Thursday, February 15, 2007

the word awkward has WKW...and other revelations

Focusing my sentence:

My sentence from last week:

I am studying the works (or perhaps a specific work) of Wong Kar-Wai because I am trying to find out how his works explore and express transnationalism in order to show how film is more and more shifting from a local to a global product.

Although my conclusion is pretty weak as of now, I think that after I complete my transnationalism cinema class and after I start to analyze WKW's works more, I will arrive at a stronger concluding statement.

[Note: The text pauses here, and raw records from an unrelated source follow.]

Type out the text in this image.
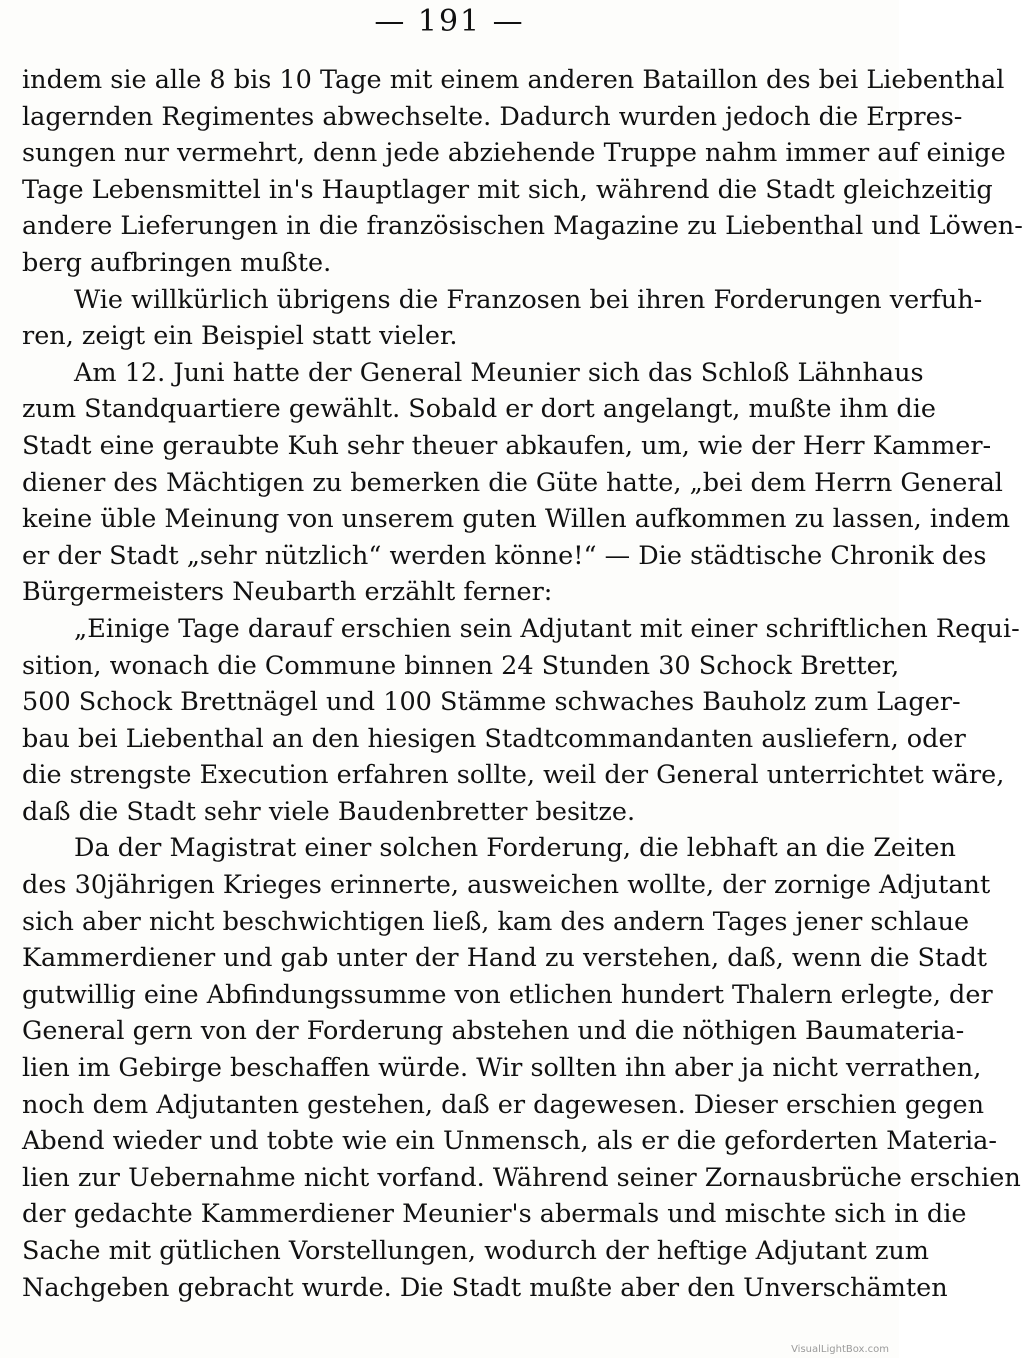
— 191 —
indem sie alle 8 bis 10 Tage mit einem anderen Bataillon des bei Liebenthal
lagernden Regimentes abwechselte. Dadurch wurden jedoch die Erpres-
sungen nur vermehrt, denn jede abziehende Truppe nahm immer auf einige
Tage Lebensmittel in's Hauptlager mit sich, während die Stadt gleichzeitig
andere Lieferungen in die französischen Magazine zu Liebenthal und Löwen-
berg aufbringen mußte.
Wie willkürlich übrigens die Franzosen bei ihren Forderungen verfuh-
ren, zeigt ein Beispiel statt vieler.
Am 12. Juni hatte der General Meunier sich das Schloß Lähnhaus
zum Standquartiere gewählt. Sobald er dort angelangt, mußte ihm die
Stadt eine geraubte Kuh sehr theuer abkaufen, um, wie der Herr Kammer-
diener des Mächtigen zu bemerken die Güte hatte, „bei dem Herrn General
keine üble Meinung von unserem guten Willen aufkommen zu lassen, indem
er der Stadt „sehr nützlich“ werden könne!“ — Die städtische Chronik des
Bürgermeisters Neubarth erzählt ferner:
„Einige Tage darauf erschien sein Adjutant mit einer schriftlichen Requi-
sition, wonach die Commune binnen 24 Stunden 30 Schock Bretter,
500 Schock Brettnägel und 100 Stämme schwaches Bauholz zum Lager-
bau bei Liebenthal an den hiesigen Stadtcommandanten ausliefern, oder
die strengste Execution erfahren sollte, weil der General unterrichtet wäre,
daß die Stadt sehr viele Baudenbretter besitze.
Da der Magistrat einer solchen Forderung, die lebhaft an die Zeiten
des 30jährigen Krieges erinnerte, ausweichen wollte, der zornige Adjutant
sich aber nicht beschwichtigen ließ, kam des andern Tages jener schlaue
Kammerdiener und gab unter der Hand zu verstehen, daß, wenn die Stadt
gutwillig eine Abfindungssumme von etlichen hundert Thalern erlegte, der
General gern von der Forderung abstehen und die nöthigen Baumateria-
lien im Gebirge beschaffen würde. Wir sollten ihn aber ja nicht verrathen,
noch dem Adjutanten gestehen, daß er dagewesen. Dieser erschien gegen
Abend wieder und tobte wie ein Unmensch, als er die geforderten Materia-
lien zur Uebernahme nicht vorfand. Während seiner Zornausbrüche erschien
der gedachte Kammerdiener Meunier's abermals und mischte sich in die
Sache mit gütlichen Vorstellungen, wodurch der heftige Adjutant zum
Nachgeben gebracht wurde. Die Stadt mußte aber den Unverschämten
VisualLightBox.com
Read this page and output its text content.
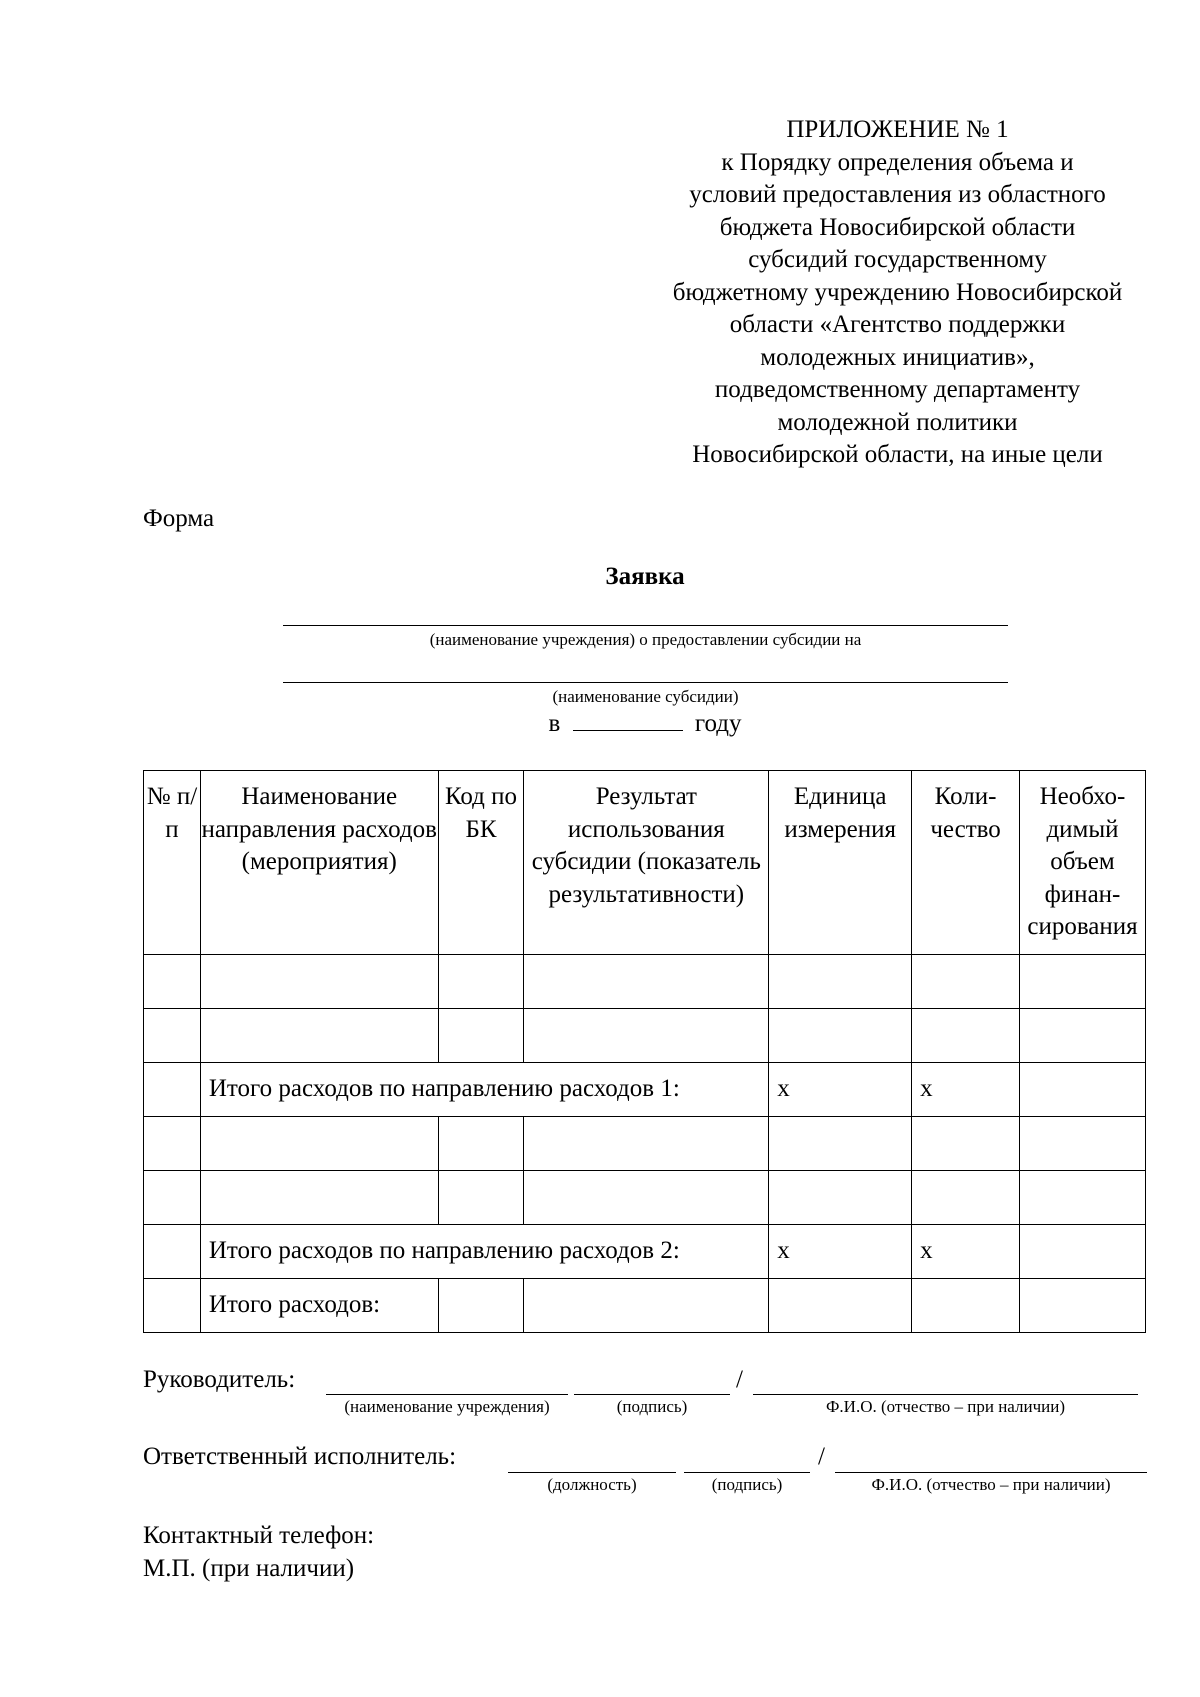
ПРИЛОЖЕНИЕ № 1
к Порядку определения объема и
условий предоставления из областного
бюджета Новосибирской области
субсидий государственному
бюджетному учреждению Новосибирской
области «Агентство поддержки
молодежных инициатив»,
подведомственному департаменту
молодежной политики
Новосибирской области, на иные цели
Форма
Заявка
(наименование учреждения) о предоставлении субсидии на
(наименование субсидии)
в	году
№ п/п	Наименование направления расходов (мероприятия)	Код по БК	Результат использования субсидии (показатель результативности)	Единица измерения	Коли- чество	Необхо- димый объем финан- сирования

	Итого расходов по направлению расходов 1:			х	х	

	Итого расходов по направлению расходов 2:			х	х	
	Итого расходов:					
Руководитель:	/
(наименование учреждения)	(подпись)	Ф.И.О. (отчество – при наличии)
Ответственный исполнитель:	/
(должность)	(подпись)	Ф.И.О. (отчество – при наличии)
Контактный телефон:
М.П. (при наличии)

I have narrowed the films I want to focus on:

Chungking Express (1994)
Happy Together (1997)
2046 (2004) (Probably not but maybe if I have enough time and find it appropriate)

Audience:

As of now, my project is directed to peers, college age to late 20s perhaps, who have some, but not expert, knowledge of cinema.

Format:

I guess I was pretty inspired by Prof. Kinder's Labyrinth presentation because I want to make a interactive project where the audience gets to explore a interface/space. I think this works really well because a lot of WKW's themes deals with space and time. Hot spots will present information that relates to WKW and transnationalism.

My thoughts so far:

Audience can maneuver around certain spaces in Hong Kong. For example, a HK movie theater. On the marquee it will have a WKW film and a French New Wave film. If you click on the marquee you can compare clips of, say, Chungking Express to Breathless. Or a HK bar where the audience gets to browse the juke box and listen to music which help characterize WKW's movies (Latin, American rock, Chinese covers, Reggae, etc)you

However, I am trying to find a creative, non essayistic, probably multi-layered approach to discussing the transnational themes present within WKW's work.

1 comment:

pweil said...

Good progress - you're getting more specific. Now that you have the general "feel" of the project, you might work from the other end: take one or two "transnational themes" and see what you might design/storyboard around them to discovert the "non-essayistic" treatment.